常鬆心中劇烈一震,他下意識回道:“可是我的修為。”

那聲音道:“你不用擔心此事,神主可以將力量暫時借給你用。

雖然你仍舊冇法和元神修士相抗衡,但那來查你的兩人,修為也不算如何高。

他們上麵必定還有人,可這樣的人,必然不會來直接和你們這些仆役說話的,而且也是為了不想引發那些世道子弟的反感。”

常鬆精神大振,躍躍欲試道:“神主能將力量借我麼?”

那聲音道:“神主神通廣大,當然是可以的。
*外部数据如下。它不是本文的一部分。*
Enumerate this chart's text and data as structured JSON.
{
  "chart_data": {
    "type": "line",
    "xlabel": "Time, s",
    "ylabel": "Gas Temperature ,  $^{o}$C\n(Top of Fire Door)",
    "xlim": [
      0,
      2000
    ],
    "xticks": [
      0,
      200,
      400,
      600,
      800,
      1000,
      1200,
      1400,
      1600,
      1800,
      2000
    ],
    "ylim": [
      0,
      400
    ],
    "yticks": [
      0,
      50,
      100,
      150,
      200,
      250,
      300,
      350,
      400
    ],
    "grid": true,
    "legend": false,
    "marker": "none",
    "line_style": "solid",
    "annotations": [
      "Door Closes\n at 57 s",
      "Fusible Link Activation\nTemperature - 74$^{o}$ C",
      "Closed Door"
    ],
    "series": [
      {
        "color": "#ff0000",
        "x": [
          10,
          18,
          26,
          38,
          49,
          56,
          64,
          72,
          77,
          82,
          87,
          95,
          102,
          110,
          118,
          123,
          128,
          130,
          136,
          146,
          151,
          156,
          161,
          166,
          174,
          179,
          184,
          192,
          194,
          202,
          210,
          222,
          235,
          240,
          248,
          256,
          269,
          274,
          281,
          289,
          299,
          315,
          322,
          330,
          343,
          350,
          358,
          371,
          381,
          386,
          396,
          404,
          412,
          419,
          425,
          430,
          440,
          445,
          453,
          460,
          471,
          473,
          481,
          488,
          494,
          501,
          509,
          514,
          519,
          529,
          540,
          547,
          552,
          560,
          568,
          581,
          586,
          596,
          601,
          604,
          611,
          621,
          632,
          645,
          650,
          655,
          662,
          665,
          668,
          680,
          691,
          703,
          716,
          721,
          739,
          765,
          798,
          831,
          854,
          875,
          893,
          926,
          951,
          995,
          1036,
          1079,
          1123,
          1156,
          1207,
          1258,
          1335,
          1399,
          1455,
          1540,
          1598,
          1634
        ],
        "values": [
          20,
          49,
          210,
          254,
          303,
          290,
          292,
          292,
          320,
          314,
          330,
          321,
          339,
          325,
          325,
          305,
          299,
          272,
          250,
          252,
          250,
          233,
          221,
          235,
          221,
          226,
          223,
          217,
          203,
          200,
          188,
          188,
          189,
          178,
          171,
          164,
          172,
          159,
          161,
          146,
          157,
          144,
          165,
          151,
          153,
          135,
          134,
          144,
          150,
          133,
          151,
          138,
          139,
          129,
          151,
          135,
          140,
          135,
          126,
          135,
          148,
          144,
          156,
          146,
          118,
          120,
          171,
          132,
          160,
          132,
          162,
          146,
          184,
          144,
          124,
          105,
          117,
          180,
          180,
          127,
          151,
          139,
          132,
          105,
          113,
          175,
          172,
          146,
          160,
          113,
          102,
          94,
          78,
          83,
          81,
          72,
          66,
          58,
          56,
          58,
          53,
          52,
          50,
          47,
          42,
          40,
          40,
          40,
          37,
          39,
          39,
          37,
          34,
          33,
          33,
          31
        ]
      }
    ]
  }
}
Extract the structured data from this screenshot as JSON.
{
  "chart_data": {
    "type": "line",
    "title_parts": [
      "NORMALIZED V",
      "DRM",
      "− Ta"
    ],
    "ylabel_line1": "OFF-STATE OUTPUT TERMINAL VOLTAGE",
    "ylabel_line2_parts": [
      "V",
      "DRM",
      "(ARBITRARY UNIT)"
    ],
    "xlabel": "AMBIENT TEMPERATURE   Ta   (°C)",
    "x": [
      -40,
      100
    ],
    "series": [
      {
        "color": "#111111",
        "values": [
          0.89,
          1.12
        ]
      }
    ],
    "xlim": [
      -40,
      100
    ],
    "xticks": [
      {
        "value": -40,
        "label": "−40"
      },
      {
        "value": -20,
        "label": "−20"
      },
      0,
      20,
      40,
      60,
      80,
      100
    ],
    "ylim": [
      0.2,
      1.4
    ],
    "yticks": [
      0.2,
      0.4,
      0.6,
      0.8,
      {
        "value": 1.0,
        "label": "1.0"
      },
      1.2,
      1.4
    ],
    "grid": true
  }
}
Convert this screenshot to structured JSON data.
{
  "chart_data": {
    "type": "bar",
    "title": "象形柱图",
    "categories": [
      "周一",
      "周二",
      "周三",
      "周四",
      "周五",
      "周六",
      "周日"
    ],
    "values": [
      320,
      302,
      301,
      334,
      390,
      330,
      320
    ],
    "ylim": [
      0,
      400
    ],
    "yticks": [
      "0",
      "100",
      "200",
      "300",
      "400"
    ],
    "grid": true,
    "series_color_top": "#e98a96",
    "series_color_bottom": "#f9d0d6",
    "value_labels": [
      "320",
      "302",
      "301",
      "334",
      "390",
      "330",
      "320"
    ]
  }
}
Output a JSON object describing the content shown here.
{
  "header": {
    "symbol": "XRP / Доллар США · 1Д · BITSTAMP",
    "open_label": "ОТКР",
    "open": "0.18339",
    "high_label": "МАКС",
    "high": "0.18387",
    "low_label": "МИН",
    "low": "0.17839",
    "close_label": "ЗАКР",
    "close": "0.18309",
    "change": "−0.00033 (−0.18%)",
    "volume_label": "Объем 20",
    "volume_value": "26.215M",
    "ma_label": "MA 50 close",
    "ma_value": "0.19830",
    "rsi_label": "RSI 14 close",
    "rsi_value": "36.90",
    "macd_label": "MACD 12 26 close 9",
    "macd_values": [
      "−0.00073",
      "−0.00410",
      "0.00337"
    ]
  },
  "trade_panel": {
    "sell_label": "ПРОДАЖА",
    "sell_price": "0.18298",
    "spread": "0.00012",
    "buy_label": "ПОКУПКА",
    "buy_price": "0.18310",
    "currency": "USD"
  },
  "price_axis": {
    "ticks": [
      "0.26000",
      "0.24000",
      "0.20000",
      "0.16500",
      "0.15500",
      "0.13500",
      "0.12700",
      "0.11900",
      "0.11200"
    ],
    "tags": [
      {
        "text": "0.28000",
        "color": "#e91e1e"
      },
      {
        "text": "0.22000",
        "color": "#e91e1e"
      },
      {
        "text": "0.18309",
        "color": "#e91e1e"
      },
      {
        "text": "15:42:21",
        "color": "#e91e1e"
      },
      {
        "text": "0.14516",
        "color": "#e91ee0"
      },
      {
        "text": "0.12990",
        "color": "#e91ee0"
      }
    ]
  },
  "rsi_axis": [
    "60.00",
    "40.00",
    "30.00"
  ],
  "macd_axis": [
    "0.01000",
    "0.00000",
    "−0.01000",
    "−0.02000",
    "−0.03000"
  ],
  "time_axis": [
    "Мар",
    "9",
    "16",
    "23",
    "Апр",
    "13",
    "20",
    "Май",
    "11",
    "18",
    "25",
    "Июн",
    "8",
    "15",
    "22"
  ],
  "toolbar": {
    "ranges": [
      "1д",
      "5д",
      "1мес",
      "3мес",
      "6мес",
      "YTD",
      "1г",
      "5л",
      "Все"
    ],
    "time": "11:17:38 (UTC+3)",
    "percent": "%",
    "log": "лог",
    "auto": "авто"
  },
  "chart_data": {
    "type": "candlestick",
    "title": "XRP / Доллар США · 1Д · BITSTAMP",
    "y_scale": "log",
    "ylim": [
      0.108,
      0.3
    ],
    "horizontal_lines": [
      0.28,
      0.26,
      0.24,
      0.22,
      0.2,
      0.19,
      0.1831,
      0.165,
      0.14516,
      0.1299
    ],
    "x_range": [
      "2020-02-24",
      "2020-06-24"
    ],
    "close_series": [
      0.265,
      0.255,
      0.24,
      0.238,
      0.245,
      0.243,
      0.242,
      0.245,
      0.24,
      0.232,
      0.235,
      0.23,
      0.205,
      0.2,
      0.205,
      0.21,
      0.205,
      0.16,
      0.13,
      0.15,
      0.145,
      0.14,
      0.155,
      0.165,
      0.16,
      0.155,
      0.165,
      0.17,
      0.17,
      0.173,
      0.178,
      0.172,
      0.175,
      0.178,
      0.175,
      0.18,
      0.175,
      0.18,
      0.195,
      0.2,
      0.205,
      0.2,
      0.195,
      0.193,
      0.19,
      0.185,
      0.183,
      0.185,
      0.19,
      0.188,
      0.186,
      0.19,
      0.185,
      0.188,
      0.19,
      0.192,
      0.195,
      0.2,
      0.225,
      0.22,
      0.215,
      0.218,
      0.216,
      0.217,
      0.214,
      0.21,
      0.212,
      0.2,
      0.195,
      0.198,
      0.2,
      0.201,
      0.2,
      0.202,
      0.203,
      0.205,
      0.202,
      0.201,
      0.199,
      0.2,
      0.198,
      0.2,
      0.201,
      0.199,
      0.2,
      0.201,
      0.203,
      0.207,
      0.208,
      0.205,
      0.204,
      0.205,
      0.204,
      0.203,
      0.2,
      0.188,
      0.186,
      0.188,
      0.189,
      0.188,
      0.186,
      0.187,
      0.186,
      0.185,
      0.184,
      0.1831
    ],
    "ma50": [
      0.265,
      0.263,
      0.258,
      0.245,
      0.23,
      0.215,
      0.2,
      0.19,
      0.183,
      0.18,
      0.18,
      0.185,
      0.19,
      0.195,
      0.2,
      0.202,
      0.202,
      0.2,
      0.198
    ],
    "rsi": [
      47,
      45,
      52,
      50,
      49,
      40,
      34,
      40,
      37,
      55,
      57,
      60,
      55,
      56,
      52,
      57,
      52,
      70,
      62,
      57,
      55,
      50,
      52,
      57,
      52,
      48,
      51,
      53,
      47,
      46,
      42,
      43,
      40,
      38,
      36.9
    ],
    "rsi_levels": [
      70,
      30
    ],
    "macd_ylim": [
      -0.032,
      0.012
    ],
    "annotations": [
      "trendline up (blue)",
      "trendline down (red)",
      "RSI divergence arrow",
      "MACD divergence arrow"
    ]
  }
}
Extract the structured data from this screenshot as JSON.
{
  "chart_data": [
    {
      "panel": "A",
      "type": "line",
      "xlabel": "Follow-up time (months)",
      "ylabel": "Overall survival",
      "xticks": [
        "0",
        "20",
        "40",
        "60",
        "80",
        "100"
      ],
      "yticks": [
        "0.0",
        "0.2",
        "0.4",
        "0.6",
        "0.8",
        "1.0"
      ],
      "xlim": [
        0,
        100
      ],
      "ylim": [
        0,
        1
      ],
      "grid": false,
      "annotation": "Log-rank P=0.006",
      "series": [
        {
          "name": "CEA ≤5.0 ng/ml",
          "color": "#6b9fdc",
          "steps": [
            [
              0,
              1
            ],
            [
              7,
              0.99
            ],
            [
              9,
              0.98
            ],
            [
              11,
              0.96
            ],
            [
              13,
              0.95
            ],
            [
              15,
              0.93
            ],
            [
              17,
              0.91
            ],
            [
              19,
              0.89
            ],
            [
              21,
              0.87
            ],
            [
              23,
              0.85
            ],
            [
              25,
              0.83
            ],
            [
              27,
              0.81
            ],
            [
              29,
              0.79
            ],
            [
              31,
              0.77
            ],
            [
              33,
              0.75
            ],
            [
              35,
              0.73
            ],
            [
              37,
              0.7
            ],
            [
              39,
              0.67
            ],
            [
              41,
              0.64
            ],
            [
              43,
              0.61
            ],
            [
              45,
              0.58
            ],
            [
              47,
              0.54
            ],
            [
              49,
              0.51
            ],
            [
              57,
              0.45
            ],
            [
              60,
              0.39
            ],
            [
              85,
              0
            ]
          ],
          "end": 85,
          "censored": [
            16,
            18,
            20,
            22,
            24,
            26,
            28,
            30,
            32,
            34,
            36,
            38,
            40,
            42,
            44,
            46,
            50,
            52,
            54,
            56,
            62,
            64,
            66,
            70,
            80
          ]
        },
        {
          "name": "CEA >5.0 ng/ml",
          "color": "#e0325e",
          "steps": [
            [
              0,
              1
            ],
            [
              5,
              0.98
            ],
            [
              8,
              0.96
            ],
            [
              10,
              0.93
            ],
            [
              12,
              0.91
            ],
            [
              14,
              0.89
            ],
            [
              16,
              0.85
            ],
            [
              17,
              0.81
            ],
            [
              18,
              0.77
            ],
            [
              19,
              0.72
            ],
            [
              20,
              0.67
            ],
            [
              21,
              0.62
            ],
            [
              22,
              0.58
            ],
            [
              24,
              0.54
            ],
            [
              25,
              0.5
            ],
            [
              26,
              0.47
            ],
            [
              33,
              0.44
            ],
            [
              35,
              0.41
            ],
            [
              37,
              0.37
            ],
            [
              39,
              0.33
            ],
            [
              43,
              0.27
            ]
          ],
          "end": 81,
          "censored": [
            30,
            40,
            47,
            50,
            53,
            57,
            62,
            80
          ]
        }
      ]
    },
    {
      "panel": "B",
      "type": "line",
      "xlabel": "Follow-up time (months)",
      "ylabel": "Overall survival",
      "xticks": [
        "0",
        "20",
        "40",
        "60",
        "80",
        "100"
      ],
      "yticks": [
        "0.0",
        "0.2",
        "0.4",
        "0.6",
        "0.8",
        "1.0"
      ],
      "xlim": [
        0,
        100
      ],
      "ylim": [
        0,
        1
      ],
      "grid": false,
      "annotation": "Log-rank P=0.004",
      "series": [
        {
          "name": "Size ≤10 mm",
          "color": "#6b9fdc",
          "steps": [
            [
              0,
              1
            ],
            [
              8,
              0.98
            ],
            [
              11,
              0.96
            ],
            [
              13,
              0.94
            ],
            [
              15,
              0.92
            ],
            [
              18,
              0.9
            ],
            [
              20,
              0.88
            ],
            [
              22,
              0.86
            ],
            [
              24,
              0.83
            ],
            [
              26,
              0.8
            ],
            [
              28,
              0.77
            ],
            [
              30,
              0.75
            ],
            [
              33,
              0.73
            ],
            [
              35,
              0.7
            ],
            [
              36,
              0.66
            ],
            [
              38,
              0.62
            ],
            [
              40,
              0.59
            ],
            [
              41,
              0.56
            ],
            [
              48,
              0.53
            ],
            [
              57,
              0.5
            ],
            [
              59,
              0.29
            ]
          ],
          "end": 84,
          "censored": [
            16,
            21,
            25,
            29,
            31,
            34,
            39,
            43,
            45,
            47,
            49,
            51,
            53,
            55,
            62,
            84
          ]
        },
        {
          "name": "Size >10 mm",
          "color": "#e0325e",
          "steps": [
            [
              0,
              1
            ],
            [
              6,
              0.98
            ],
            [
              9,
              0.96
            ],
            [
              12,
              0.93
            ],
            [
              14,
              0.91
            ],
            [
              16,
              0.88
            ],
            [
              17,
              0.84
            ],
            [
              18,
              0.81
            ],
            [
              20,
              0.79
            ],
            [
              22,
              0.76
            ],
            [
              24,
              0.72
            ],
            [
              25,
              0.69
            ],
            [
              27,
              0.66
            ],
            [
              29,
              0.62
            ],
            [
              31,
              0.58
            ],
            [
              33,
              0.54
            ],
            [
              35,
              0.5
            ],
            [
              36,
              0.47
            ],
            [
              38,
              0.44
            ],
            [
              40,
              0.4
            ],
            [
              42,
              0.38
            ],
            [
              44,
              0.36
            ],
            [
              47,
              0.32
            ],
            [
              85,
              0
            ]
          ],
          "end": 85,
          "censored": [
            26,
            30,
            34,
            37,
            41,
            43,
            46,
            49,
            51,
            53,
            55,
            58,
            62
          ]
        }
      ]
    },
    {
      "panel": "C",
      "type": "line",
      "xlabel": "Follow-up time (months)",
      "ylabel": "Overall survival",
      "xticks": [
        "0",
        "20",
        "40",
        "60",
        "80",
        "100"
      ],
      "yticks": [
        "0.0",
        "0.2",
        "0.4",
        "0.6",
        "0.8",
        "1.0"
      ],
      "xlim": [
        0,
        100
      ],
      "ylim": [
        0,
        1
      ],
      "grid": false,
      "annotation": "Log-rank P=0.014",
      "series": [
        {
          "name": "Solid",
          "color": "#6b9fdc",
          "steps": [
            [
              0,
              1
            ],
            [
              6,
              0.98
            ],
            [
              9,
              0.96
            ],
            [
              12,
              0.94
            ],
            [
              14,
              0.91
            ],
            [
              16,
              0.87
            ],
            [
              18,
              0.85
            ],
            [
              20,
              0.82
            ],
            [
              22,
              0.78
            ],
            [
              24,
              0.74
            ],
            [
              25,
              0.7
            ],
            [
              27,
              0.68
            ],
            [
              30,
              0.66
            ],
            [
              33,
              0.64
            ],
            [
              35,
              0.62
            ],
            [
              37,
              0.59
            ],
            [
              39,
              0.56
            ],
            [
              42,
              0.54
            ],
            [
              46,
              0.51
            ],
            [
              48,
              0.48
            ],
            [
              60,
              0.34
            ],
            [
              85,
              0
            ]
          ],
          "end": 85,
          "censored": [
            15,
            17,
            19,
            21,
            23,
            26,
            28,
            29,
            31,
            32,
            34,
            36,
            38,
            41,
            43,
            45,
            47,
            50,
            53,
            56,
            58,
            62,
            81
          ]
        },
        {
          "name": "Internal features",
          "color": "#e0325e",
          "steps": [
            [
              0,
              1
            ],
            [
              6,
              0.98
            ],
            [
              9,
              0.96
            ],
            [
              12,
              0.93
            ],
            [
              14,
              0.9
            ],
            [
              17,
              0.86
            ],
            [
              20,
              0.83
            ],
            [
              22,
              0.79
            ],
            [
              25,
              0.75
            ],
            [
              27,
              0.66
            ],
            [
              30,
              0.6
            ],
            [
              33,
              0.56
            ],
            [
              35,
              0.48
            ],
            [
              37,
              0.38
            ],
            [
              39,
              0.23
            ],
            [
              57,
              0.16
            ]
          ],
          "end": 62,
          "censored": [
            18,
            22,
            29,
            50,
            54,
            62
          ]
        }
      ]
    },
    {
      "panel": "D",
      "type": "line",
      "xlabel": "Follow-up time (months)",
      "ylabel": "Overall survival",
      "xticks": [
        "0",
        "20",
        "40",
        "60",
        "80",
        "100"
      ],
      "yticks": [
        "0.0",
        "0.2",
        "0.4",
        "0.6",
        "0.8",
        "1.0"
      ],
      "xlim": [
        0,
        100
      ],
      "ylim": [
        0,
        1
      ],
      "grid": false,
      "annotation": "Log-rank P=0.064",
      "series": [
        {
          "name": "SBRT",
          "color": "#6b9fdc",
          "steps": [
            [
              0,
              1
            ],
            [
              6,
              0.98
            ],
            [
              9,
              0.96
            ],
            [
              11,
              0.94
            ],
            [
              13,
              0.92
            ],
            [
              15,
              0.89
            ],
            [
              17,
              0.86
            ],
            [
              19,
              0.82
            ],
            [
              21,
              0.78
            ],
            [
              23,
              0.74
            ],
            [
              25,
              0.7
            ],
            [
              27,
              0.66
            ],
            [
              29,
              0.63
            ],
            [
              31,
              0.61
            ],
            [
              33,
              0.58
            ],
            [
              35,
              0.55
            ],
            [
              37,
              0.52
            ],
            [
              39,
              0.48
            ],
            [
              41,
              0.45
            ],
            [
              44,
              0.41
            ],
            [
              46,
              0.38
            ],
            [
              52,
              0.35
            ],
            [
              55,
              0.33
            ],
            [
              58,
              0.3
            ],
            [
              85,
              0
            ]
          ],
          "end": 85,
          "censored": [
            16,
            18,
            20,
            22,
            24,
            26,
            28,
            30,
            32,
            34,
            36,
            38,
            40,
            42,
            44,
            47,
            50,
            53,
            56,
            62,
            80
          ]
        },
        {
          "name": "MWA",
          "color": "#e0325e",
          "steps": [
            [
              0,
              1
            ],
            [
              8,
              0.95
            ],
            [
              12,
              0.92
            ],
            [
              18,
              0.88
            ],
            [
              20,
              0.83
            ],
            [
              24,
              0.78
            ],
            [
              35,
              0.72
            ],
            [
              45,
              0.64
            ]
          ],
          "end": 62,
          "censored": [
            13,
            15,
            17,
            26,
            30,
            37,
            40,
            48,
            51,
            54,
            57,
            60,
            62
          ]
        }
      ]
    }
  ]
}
”

魔主被封敕為正神後,同時還便牽連上了心印。

張禦可以將仙朝的一部分力量渡入進去,儘管隻是部分,可是仙帝和諸仙官的力量哪怕都隻勻出一點,那也足夠他足夠使用了。甚至不止可提供給他一個人。。

常鬆這時想到了什麼,問道:“要是打殺了這兩人,又該如何善後?”

“善後?”那聲音道:“那是不可能了,你打殺了兩人,想辦法離開這裡吧。”

常鬆一怔,道:“逃走?”

那聲音道:“在他們來找你的時候,你已經冇有退路了,現在不抓你們,隻是為了放長線釣大魚,所以此刻動手還有機會,若是遲了,直接將你們抓拿起來,你們根本反抗不能,莫非你還捨不得元夏不成?”

常鬆搖頭道:“我當然不是捨不得,”他眼中冒出光芒,捏緊拳頭道:“我早就想離開元夏了,無時無刻不在想。”

此時此刻,他他胸中也是一股情緒翻騰上來,過去他當了這麼多久的仆役,被當做牲畜一般奴役,稍不如意便無了性命。

雖然這幾年來靠著謹小慎微保住了性命。可他清楚,那是自己因為他來了天夏,還有神主的庇佑的緣故。要是他還在元夏,那麼用不著等到今天,早就和其餘那些仆役一般下場了。

這些年來他見的越多,就越是想反抗。他胸中早就憋著一團火,憑什麼他們生來就該被人奴役欺淩?憑什麼他們隻能任人生殺予奪?

他修煉了這麼久,不就是等著這一天麼?

不過心中雖心緒翻騰,腦子卻是清楚的。

他問道:“可是之後呢?如果我成功殺了這兩人,那又如何脫身?”

問出這句話的時候他已經想好了,若是實在冇有退路,他也不吝與敵人拚個同歸於儘。

那聲音道:“你打殺了這些人,我可以幫你換成兌數,之後那就可直接去投奔天夏了。”

“去天夏?”

常鬆疑問道:“現在天夏不是何元夏正在約期之內麼,要是我打殺了元夏之人,天夏如何願意接納我等?”

那聲音道:“這你放心,雙方對於叛逆如何處置都未曾定約,這就是因為兩邊都想利用這個漏洞做些文章。你隻要做成此事,天夏必然會接納你,除了天夏,你也無處可去。”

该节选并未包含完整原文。